S’agissant des dysfonctionnements du centre de traitement des informations de sécurité et du logiciel Megalarm, il ressort des pièces produites par le salarié que les problèmes dans ce domaine placé sous sa responsabilité étaient récurrents, qu’il s’était préoccupé à la fin du mois d’août 2009 de faire réaliser un audit général du fonctionnement de ces outils, ce dont l’employeur lui avait donné acte, qu’il avait également formalisé des propositions pour optimiser le système.
Enfin, M. H fait remarquer que les carences dans les imputations analytiques et l’extranet Mayday Sécurité ne sauraient lui être reprochées alors que ce domaine ne relevait pas de ses responsabilités ainsi que le confirment le fait que les courriels versés aux débats par l’employeur sur ces points ne lui étaient adressés qu’en copie, en sa qualité de responsable hiérarchique des intéressés.

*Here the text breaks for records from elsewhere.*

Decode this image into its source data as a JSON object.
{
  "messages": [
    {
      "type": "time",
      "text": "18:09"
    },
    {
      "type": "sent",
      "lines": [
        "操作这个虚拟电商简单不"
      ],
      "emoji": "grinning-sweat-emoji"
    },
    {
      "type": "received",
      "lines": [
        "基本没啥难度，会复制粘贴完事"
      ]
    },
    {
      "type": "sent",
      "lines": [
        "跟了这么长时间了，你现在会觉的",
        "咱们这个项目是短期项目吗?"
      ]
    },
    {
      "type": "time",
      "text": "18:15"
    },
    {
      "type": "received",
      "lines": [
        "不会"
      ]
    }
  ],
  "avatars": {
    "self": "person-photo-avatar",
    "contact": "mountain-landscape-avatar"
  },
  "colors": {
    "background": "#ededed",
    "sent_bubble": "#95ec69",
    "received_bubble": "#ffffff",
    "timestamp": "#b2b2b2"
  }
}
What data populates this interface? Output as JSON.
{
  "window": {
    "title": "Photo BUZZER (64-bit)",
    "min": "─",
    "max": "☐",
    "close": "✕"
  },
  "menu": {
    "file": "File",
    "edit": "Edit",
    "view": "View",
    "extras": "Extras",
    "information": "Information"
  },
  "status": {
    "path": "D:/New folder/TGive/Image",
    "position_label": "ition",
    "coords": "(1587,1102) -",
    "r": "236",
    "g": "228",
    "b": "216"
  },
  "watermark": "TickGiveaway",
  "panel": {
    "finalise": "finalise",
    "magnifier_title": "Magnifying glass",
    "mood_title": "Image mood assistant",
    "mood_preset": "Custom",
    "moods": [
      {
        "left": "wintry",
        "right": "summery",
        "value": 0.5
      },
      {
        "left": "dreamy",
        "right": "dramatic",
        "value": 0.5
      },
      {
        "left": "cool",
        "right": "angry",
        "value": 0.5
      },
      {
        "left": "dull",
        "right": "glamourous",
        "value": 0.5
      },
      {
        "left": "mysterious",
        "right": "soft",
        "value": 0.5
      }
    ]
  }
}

S’il résulte de l’ensemble de ces éléments qu’il pouvait être reproché à M. H un manque de vigilance sur certaines carences des services placés sous sa responsabilité, il est établi par les témoignages que celui-ci verse à son dossier qu’il exerçait un suivi attentif des agences, par les pièces du dossier qu’il ne peut être tenu pour responsable de la perte de clients, qu’aucun élément ne vient démontrer que dans l’exercice de ses fonctions, il a causé un préjudice à l’employeur ou aux clients de celui-ci.
L’employeur ne démontre pas que les manquements reprochés à M. H caractérisent la faute grave empêchant la poursuite du contrat de travail pendant la durée du préavis.
Le jugement sera donc confirmé en ce qu’il a alloué à M. H le rappel de salaire correspondant à la période de mise à pied, l’indemnité compensatrice de préavis, les indemnités de congés payés correspondantes et l’indemnité de licenciement, étant observé que c’est à bon droit que les premiers juges ont considéré que l’indemnité compensatrice de préavis devait être calculée sur la base de la rémunération que le salarié aurait perçue s’il avait exécuté son préavis en tenant compte à la fois du salaire fixe et du salaire variable prévus au contrat de travail.
Les premiers juges ont considéré à bon droit que le licenciement reposait néanmoins sur une cause réelle et sérieuse compte tenu de la mission de supervision des responsables d’agences qui était confiée au salarié et de ses autres missions concernant les services placés sous sa responsabilité à l’égard desquelles il a manqué de vigilance et de rigueur.
En revanche, les conditions brutales et vexatoires dans lesquelles M. H a été renvoyé chez lui le 22 octobre comme attesté au dossier justifient qu’il lui soit allouée la somme de 3 000 € en réparation du préjudice moral qui en est pour lui résulté.
Il apparaît que le conseil de prud’hommes n’a pas statué sur la demande de rappel de salaire pour la journée du 19 octobre 2009. Toutefois, M. H ne justifiant pas qu’il n’a pas été rémunéré pour cette journée de travail, il sera débouté de sa demande.
La société Mayday Sécurité sera condamnée aux dépens d’appel et versera à M. H la somme de 2 500 € en application des dispositions de l’article 700 du code de procédure civile.
PAR CES MOTIFS
LA COUR,
INFIRME partiellement le jugement,
Statuant à nouveau,
CONDAMNE la société Mayday Sécurité à verser à M. W H la somme de 3 000 € à titre de dommages-intérêts pour préjudice moral résultant des conditions vexatoires de la rupture,
DÉBOUTE M. H de sa demande de rappel de salaire pour la journée du 19 octobre 2009 ;
CONFIRME le jugement pour le surplus,
Y ajoutant,
CONDAMNE la société Mayday Sécurité à verser à M. W H la somme de 2 500 € en application des dispositions de l’article 700 du code de procédure civile,
CONDAMNE la société Mayday Sécurité aux dépens.